29 February 2016

Reciprocity-- It's Only Natural



bait balls

gaggles of geese

algae and fungus

lichen and granite

algae and coral

coral and parrot fish

moose and wolves

mother and child

aster and goldenrod



When you stop and think about it, everything in this world is in a relationship of reciprocity.

The school of horse eye jack swim in concert, the individual safer en masse, cooperating to avoid the hungry sword fish. The geese fly farther in formation as they rotate from point to flank of the flying wedge. Algae and fungus live in such reciprocity, that we think of the two as one:  lichen. One giving food, and the other returning habitat. Together, they break down rock, which eventually contributes to the dirt that feeds the plants that feed the animals that feed us.



Parrot fish poop beautiful white sand, which we love under our toes in Florida, but they also eat the over growth of algae on corals when that plant runs amok to nearly strangle its friend the coral polyp-- still more reciprocity. Mother nurses child. And what does child give? The child offers its helplessness and dependence and the pleasure of this bond elicits the production of oxytocin in the brains of both mother and babe, bonding them even more surely one to another. The child grows up safely to advance her species and one day have her own baby perhaps. In contemporary, social reciprocity, we parents hope our children will grow up to be the stewards of ourselves and the future too.



Reciprocity is everywhere, as we learn from naturalists like Katy Konrad, when they connect us to the web of life (what we called "the food chain" in my own youth). The wolf and the moose highlight essential reciprocity. In the right balance, wolf picks off weak or diseased moose, keeping genetics in check. The wolf eats and its own genetic line is tested by the challenge of bringing down the giant. We are not plants, producing our own food from sunlight, we must consume, of course. We do not necessarily equate such elemental reciprocity with social and emotional skill or growth. But consider the aster and the goldenrod.



Botanist Robin Wall Kimmerer asked a question when she applied to forestry school as an 18-year-old undergrad:  Why are the aster and the goldenrod so beautiful together? The university accepted Robin, but they suggested that she should take her question to the art department. Robin entered the forestry program, despite feeling embarrassed by the initial reaction of the scientific community there. Good thing she stuck with botany. As it turns out, goldenrod and aster are more beautiful together for a very good reason.

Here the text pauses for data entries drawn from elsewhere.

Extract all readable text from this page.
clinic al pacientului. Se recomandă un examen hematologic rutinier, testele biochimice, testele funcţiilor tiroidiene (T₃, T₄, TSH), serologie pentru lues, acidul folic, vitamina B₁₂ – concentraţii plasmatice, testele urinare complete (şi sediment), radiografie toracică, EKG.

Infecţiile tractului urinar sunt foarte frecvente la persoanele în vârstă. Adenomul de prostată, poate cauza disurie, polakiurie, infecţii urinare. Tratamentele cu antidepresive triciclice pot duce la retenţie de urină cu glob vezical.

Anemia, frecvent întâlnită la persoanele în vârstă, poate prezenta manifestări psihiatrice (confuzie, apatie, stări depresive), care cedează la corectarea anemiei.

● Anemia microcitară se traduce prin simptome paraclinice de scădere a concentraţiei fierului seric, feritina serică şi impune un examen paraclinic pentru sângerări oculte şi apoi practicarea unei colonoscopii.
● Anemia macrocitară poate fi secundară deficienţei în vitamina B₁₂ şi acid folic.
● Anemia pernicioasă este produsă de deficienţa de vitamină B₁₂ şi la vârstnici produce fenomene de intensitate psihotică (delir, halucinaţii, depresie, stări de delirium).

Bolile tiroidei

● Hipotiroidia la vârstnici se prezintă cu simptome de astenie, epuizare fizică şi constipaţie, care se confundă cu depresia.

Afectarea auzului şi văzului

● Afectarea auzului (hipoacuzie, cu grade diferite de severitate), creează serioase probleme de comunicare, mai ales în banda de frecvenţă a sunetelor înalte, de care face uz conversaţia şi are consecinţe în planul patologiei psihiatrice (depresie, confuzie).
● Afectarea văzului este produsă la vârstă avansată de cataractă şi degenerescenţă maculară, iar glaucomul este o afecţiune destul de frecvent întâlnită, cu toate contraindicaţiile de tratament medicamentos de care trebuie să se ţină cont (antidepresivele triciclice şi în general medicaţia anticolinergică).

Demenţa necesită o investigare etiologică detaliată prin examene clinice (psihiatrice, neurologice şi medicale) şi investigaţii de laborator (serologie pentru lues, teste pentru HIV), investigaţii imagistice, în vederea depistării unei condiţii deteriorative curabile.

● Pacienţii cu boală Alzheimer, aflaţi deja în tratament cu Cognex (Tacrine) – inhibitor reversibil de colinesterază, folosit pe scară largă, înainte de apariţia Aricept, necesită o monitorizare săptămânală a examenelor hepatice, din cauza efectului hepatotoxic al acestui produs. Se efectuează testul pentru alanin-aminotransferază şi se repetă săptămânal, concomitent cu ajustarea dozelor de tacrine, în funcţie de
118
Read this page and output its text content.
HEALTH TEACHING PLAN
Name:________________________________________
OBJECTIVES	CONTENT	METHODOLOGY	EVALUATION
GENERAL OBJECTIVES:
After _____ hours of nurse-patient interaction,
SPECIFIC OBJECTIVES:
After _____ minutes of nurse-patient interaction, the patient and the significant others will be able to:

Together, their blooms striking vibrant notes on opposite ends of the color spectrum, they attract more pollinators by virtue of the attractive composition they create. The beauty of reciprocity is external, and intrinsic.



Today, I visited a Camp Fire club at an affordable housing community in Saint Louis Park. I watched as the kids ran and played together. One child fell and scraped her knee. An adult facilitator came to her aid, kneeling by her side, speaking to her quietly and calmly. Next, a peer approached and knelt too. She looked into the face of her crying friend, making eye contact, asking questions. Both children leaned against the adult, and the friends hugged, the elder peer planting an absent kiss on the head of her crying friend. These three people together formed a scaffolding of social and emotional learning. Communication and empathy in action. The children learning care and comfort from the action of the adult. The older child easily practicing a gesture of comfort that had likely been extended to her and learned from parents again and again; she grows her own confidence through the capable care of her younger friend. The younger child learns resilience and grit through that care. With some help, the girl gets up and the game goes on, trust following in its wake-- each brain and heart physically better off for the acts of compassion given and received. So simple, but so wonderfully complicated and related.

Like the aster and the goldenrod, we are more beautiful, and healthier together. As Vygotsky pointed out long ago, children learn and grow better together. Social scaffolding affords us the practice for effective interaction, insurance for a more peaceful and productive society.

So humans, like the rest of the natural world, practice reciprocity. And we also reciprocate with the natural world. Consider our relationship to food. Here is the opportunity to practice true reciprocity. We give the earth adequate care and it gives us healthy food to eat. Trees? They take up our carbon dioxide and give us oxygen, food, medicine, shelter and fuel (perhaps this relationship is a bit lopsided). It is natural and beneficial to practice reciprocity with each other, and the earth we share. Just one more reason that nature is the best catalyst for human development.